1. Log in and confirm the workspace loads
Use the admin credentials from your first-run logs. If the login screen rejects them, stop and fix credentials before configuring models or tools.
2. Connect a model provider
Odysseus needs a model backend before chat, agents, and research feel useful. For local beginners, Ollama is usually the fastest path.
ollama pull qwen2.5:7b
ollama list
If Odysseus runs in Docker while Ollama runs on the host, use the host gateway URL:
http://host.docker.internal:11434/v1
3. Test a simple chat first
Before adding agents or MCP tools, send one simple prompt and confirm the selected model responds.
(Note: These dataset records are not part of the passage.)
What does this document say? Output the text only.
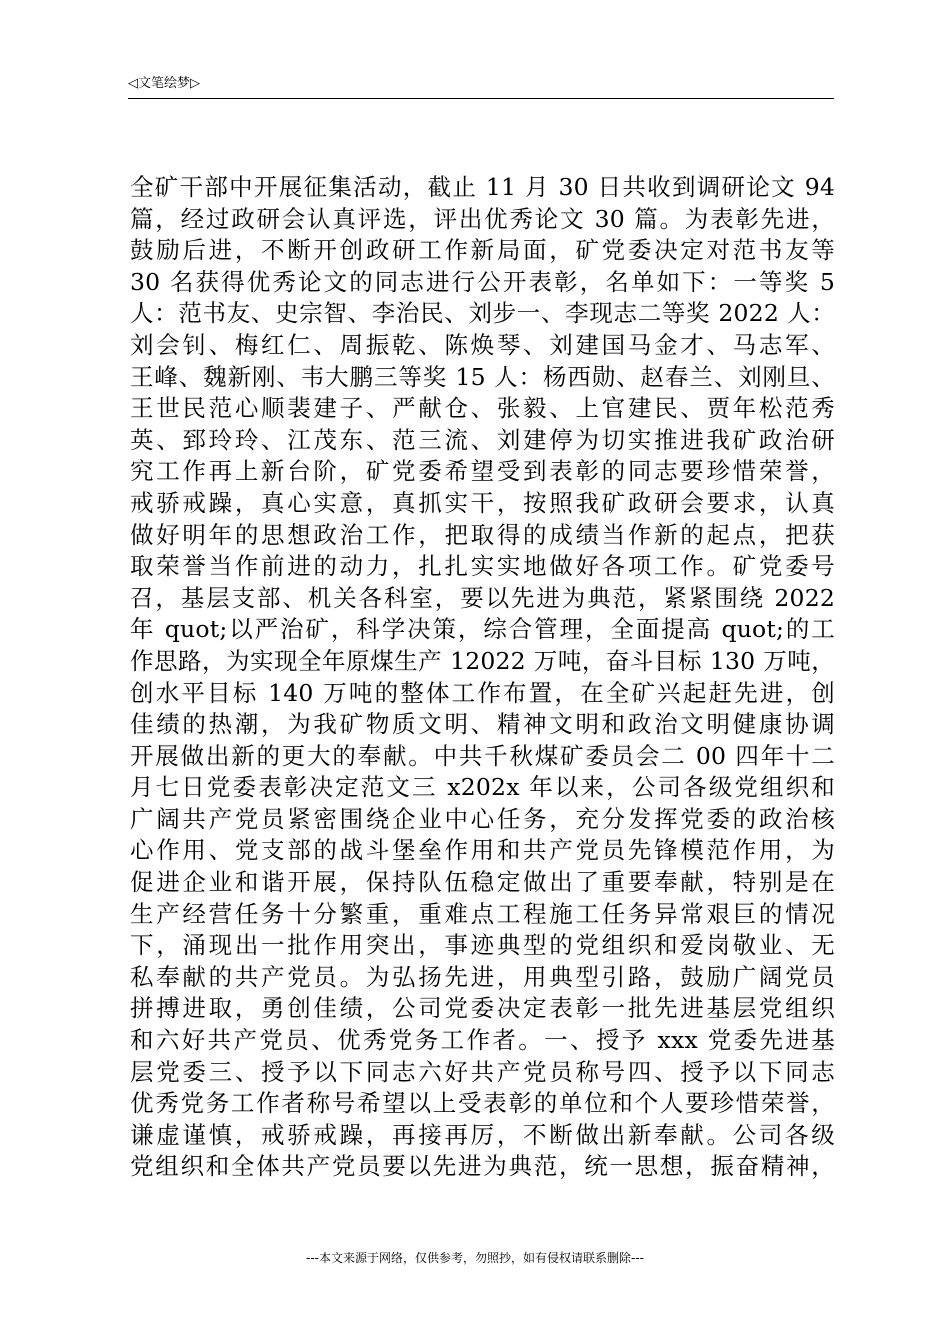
◁文笔绘梦▷
全矿干部中开展征集活动，截止 11 月 30 日共收到调研论文 94
篇，经过政研会认真评选，评出优秀论文 30 篇。为表彰先进，
鼓励后进，不断开创政研工作新局面，矿党委决定对范书友等
30 名获得优秀论文的同志进行公开表彰，名单如下：一等奖 5
人：范书友、史宗智、李治民、刘步一、李现志二等奖 2022 人：
刘会钊、梅红仁、周振乾、陈焕琴、刘建国马金才、马志军、
王峰、魏新刚、韦大鹏三等奖 15 人：杨西勋、赵春兰、刘刚旦、
王世民范心顺裴建子、严献仓、张毅、上官建民、贾年松范秀
英、郅玲玲、江茂东、范三流、刘建停为切实推进我矿政治研
究工作再上新台阶，矿党委希望受到表彰的同志要珍惜荣誉，
戒骄戒躁，真心实意，真抓实干，按照我矿政研会要求，认真
做好明年的思想政治工作，把取得的成绩当作新的起点，把获
取荣誉当作前进的动力，扎扎实实地做好各项工作。矿党委号
召，基层支部、机关各科室，要以先进为典范，紧紧围绕 2022
年 quot;以严治矿，科学决策，综合管理，全面提高 quot;的工
作思路，为实现全年原煤生产 12022 万吨，奋斗目标 130 万吨，
创水平目标 140 万吨的整体工作布置，在全矿兴起赶先进，创
佳绩的热潮，为我矿物质文明、精神文明和政治文明健康协调
开展做出新的更大的奉献。中共千秋煤矿委员会二 00 四年十二
月七日党委表彰决定范文三 x202x 年以来，公司各级党组织和
广阔共产党员紧密围绕企业中心任务，充分发挥党委的政治核
心作用、党支部的战斗堡垒作用和共产党员先锋模范作用，为
促进企业和谐开展，保持队伍稳定做出了重要奉献，特别是在
生产经营任务十分繁重，重难点工程施工任务异常艰巨的情况
下，涌现出一批作用突出，事迹典型的党组织和爱岗敬业、无
私奉献的共产党员。为弘扬先进，用典型引路，鼓励广阔党员
拼搏进取，勇创佳绩，公司党委决定表彰一批先进基层党组织
和六好共产党员、优秀党务工作者。一、授予 xxx 党委先进基
层党委三、授予以下同志六好共产党员称号四、授予以下同志
优秀党务工作者称号希望以上受表彰的单位和个人要珍惜荣誉，
谦虚谨慎，戒骄戒躁，再接再厉，不断做出新奉献。公司各级
党组织和全体共产党员要以先进为典范，统一思想，振奋精神，
---本文来源于网络，仅供参考，勿照抄，如有侵权请联系删除---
This isolates model connectivity from higher-level workspace issues.
4. Use agents only after chat works
Agents make multiple model and tool calls. If the base model is slow, missing, or too small, agents will feel broken. Use a stronger model for planning and multi-step work when your hardware allows it.
5. Add one MCP tool at a time
MCP can connect Odysseus to files, GitHub, databases, cloud drives, calendars, and more. Start with a narrow tool and limited permissions so you can understand what the agent can access.
- Use read-only permissions first when possible.
- Restrict filesystem roots to test folders.
- Never paste broad production credentials into a new tool test.
- Review logs after each tool call.
6. Use Deep Research with search configured
Deep Research needs reliable search. If SearXNG returns empty or blocked results, fix search before judging Odysseus research quality.
Set up SearXNG for Deep Research
A safe first-day routine
- Open Odysseus locally.
- Log in and save credentials securely.
- Connect one model provider.
- Test basic chat.
- Add one MCP tool with limited scope.
- Try one short research workflow.
- Back up your config before exposing anything outside your LAN.